Thirty years after the public learned about the harmful effects of the pesticide DDT (dichloro diphenyl trichloroethane) on birds, waterways and humans, the use of nontoxic methods of controlling pests is beginning to grow, environmentalists say.
“I see more communities and school districts looking at pesticide use and questioning the need in light of the availability of nonchemical alternative methods of pest control,” said Jay Feldman, executive director of the Washington, D.C.-based National Coalition Against the Misuse of Pesticides.
“This is very different from a chemical approach, which stresses eradication” of pests and weeds, he said. “The nonchemical approach says there is a threshold of pests we can live with. The purpose is to bring the pest population to that acceptable threshold.”
However, there are signs that the pesticide industry is fighting back. For instance, the industry has pressed legislatures in states including Indiana, Kansas, Texas and Illinois into passing bills limiting local governments’ authority to regulate pesticide use.
The Illinois measure, if signed into law by Gov. Jim Edgar, would nullify local ordinances in communities such as Aurora and Oak Park that require pesticide companies to notify neighbors when private homeowners have their trees or shrubs sprayed.
The legislation would only affect ordinances involving private homeowners and would not restrict a municipality’s right to limit pesticide use on public property.
Pesticide companies “are fighting everything we try,” said Mary Ross, pollution issues coordinator for the Sierra Club. The legislation “is their way of flexing their muscles and saying environmentalists won’t take over the world.”
In what could be considered the insect equivalent of biological warfare, many public pest-control workers are turning to a bacteria found in soil to kill caterpillars, gypsy moths and even mosquitoes.
Unlike toxic pesticides, officials say, the new organic formulas won’t pollute, won’t linger in the environment and won’t harm anything other than their intended victims.
“It just kills mosquitoes and black flies by destroying their intestines,” said Khian Liem, director and medical entomologist at the South Cook County Mosquito Abatement District in Harvey.
“It’s a very, very safe chemical,” he said.
Dan Reeves, city forester in Lake Forest, said similar bacteria used for gypsy moths and caterpillars “makes them sick with a bacterial infection like pneumonia and they don’t recover from it.”
For some communities, an application of anything, organic or not, is not safe enough. For them, going natural means using nothing.

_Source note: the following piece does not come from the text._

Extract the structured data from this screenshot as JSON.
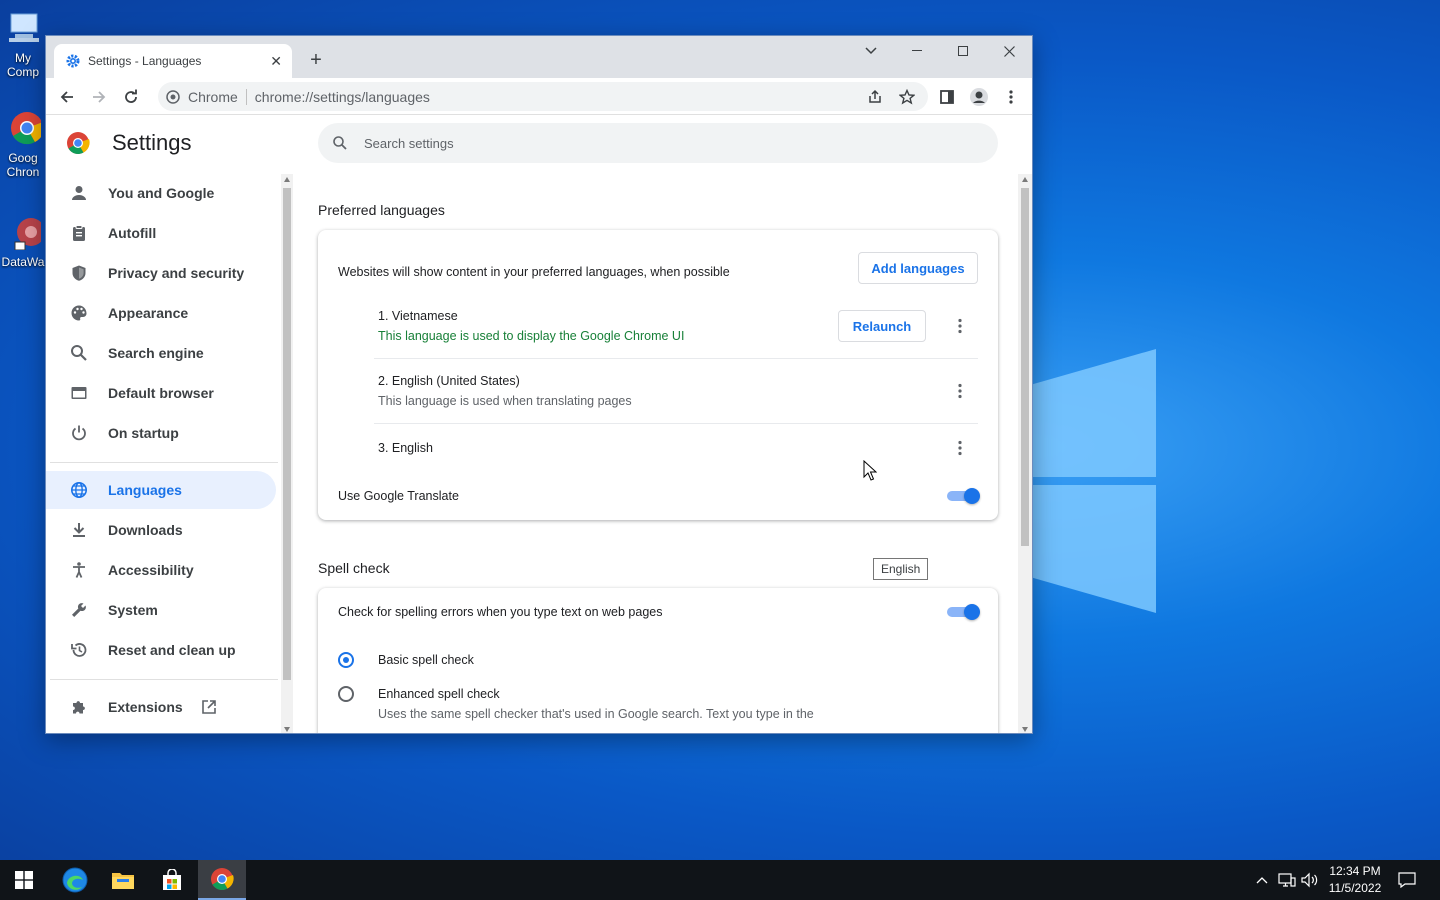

“We’re real conservative. We believe putting nothing down is better than putting down something that is naturally occuring,” said Patrick Morley, manager of park operations in Elmhurst, which refrains from treatment unless absolutely necessary.
“Some people are allergic to pollen and others are allergic to grass,” he said. “Just because something is natural or organic doesn’t mean that someone won’t be allergic to it.”
And in Oak Park, natural and organic pesticides “are taboo,” said Gerry Gorecki, shop supervisor in the village’s Park District. “We hire college kids who do nothing but sit on their butts for eight hours picking weeds. It’s not the most efficient method, but it’s probably the safest.”
With the organic movement, though, park officials and environmentalists warn that homeowners should be prepared, like the Oak Park workers, to use manual methods if they want to maintain perfect, weed-free lawns.
“Unfortunately, at this point there are no biological control methods for weeds available,” said Stumpf of Highland Park.
“Some people who live adjacent to the parks complain that they spend the money to maintain their property at a certain level and they don’t want weeds encroaching on it,” Stumpf said. “We tell them the tradeoff is that it will minimize the use of toxins and will save taxpayers money.”